Mineralization concepts utilizing CO2 with industrial wastes. The objective of this topic area is to support technology development for innovative concepts that utilize CO2 to react with industrial wastes, such as tailings from mining operations (e.g., coal, metals, etc.), to stabilize the CO2 in mineral form that will result in salable products and/or recovery of valuable minerals or chemicals from these waste materials.

DOE previously supported research in CO2 mineralization which was focused only on the reaction of CO2 with serpentine minerals to permanently store the materials in a form that was disposable.
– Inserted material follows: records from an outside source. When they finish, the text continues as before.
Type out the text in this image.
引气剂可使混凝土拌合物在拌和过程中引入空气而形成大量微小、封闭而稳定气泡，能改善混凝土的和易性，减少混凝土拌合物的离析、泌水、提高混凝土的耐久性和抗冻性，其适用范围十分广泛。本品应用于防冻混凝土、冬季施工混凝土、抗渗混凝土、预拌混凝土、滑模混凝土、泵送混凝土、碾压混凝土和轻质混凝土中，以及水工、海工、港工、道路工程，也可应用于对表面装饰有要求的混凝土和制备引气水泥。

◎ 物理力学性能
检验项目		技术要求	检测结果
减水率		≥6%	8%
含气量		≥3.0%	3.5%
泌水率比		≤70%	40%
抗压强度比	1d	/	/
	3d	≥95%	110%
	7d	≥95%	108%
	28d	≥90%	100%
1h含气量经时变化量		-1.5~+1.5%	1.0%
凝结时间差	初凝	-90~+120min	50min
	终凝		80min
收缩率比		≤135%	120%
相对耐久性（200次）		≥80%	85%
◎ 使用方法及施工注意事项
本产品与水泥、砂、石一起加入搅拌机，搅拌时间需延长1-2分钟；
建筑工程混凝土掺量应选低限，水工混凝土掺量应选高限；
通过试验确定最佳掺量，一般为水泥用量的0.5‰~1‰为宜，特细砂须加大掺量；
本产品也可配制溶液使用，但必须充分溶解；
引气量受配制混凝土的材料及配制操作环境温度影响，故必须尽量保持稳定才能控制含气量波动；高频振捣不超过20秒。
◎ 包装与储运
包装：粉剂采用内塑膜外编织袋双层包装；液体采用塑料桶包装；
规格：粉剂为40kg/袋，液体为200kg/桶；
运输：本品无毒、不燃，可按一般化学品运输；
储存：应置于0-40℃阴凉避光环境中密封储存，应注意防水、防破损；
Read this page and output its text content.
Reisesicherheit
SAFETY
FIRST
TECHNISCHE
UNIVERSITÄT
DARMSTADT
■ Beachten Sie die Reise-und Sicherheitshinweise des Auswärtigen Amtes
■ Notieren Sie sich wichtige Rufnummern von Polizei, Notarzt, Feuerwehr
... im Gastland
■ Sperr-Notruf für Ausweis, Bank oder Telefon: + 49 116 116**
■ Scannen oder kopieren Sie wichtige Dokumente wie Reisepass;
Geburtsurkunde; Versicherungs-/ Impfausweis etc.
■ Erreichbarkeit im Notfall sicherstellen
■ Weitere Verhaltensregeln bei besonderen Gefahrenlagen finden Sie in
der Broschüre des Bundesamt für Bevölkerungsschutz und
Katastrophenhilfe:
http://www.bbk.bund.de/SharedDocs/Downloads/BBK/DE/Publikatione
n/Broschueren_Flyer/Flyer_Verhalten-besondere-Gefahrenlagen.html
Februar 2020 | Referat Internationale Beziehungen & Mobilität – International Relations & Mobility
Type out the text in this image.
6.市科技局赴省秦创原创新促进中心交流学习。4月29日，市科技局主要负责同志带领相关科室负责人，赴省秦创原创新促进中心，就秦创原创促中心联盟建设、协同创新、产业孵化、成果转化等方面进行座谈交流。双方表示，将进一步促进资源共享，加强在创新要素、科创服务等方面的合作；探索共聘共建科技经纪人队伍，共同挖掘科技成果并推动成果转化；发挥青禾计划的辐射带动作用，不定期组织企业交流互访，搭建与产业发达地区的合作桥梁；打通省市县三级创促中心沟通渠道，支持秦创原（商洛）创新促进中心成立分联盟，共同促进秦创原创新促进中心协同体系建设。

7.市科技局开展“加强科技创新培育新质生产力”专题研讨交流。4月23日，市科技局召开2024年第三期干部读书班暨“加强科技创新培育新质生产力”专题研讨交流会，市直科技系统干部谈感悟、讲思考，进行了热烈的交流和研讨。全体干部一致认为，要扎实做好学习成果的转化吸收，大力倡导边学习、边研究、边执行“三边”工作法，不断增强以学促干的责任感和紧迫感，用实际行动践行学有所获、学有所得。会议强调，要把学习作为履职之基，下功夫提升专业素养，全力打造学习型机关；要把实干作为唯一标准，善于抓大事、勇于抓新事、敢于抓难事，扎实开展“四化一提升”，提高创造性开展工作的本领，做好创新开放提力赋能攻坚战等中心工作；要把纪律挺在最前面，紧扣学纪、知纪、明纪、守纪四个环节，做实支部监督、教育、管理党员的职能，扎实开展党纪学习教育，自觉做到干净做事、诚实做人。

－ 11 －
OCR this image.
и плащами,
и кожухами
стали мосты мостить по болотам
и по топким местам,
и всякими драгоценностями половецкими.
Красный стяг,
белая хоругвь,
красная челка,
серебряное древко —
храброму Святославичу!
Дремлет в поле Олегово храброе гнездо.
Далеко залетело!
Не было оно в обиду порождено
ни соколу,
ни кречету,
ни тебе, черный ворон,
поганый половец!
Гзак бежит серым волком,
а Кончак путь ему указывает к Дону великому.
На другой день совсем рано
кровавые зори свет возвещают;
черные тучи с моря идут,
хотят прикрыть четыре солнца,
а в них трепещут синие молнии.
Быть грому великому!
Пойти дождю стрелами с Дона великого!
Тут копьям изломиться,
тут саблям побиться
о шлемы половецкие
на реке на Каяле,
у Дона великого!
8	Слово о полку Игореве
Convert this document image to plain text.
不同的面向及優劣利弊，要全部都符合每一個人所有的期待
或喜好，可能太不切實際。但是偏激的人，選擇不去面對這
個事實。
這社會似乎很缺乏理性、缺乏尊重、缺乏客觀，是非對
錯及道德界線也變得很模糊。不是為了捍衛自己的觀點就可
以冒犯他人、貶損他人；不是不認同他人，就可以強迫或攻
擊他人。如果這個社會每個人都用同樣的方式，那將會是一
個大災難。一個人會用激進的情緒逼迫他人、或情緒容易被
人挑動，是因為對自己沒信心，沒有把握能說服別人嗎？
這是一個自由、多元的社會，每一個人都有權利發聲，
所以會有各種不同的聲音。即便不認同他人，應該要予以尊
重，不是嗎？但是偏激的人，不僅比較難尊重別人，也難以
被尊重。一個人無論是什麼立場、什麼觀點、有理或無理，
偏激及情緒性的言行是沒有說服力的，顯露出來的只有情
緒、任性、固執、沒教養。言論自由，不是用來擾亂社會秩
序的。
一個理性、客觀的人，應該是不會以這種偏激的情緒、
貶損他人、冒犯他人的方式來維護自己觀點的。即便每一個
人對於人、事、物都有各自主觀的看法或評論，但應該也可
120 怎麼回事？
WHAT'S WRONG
Many of the waste stream tailings from previous mining operations have gone through extensive pre-processing that will be necessary to enhance the reaction with CO2. Mining waste also contains trace amounts of valuable materials (i.e., metals, other elements, hydrocarbons, etc.) that could be recovered while reacting CO2 with minerals, such as manganese and calcium to permanently store CO2 as carbonate rocks. Other industrial waste streams have to react with CO2 to form high-value chemicals and other products that might fixate CO2 (along with other waste streams) for permanent storage.

Novel physical and chemical processes for beneficial use of carbon. The objective of this topic area is to demonstrate innovative concepts for beneficial CO2 use via novel physical and/or chemical conversion processes, which include high energy systems and nano-engineered catalysts that can transform CO2 into valuable products and chemicals (i.e., carbon fibers or plastics) while significantly reducing the energy demand/over potential required for the conversion process.

There exists some novel approaches to breaking the bonds between carbon and oxygen to generate carbon monoxide (CO), oxygen (O2), and/or elemental carbon that can be used as building blocks for the chemical industry. Research needs are focused on reducing energy demand, low cost materials or process designs, reaction stabilization to inhibit reverse reactions, process design, integration with the coal-fired power plant or other industrial source, and products certification. These approaches are expected to be early Technology Readiness Levels, typically 2-3.

Comments

HarveyD

Recycle CO2 into liquid fuels. Burning the liquid fuel with ICEVs and creating more CO2. What's the name of the game?

SJC

Reuse

SJC

If you want to sequester, use empty natural gas wells. Run combined cycle natural gas power plants, clean up the output then put the CO2 back in the ground for later use. While you are at it, use the waste heat for food processing.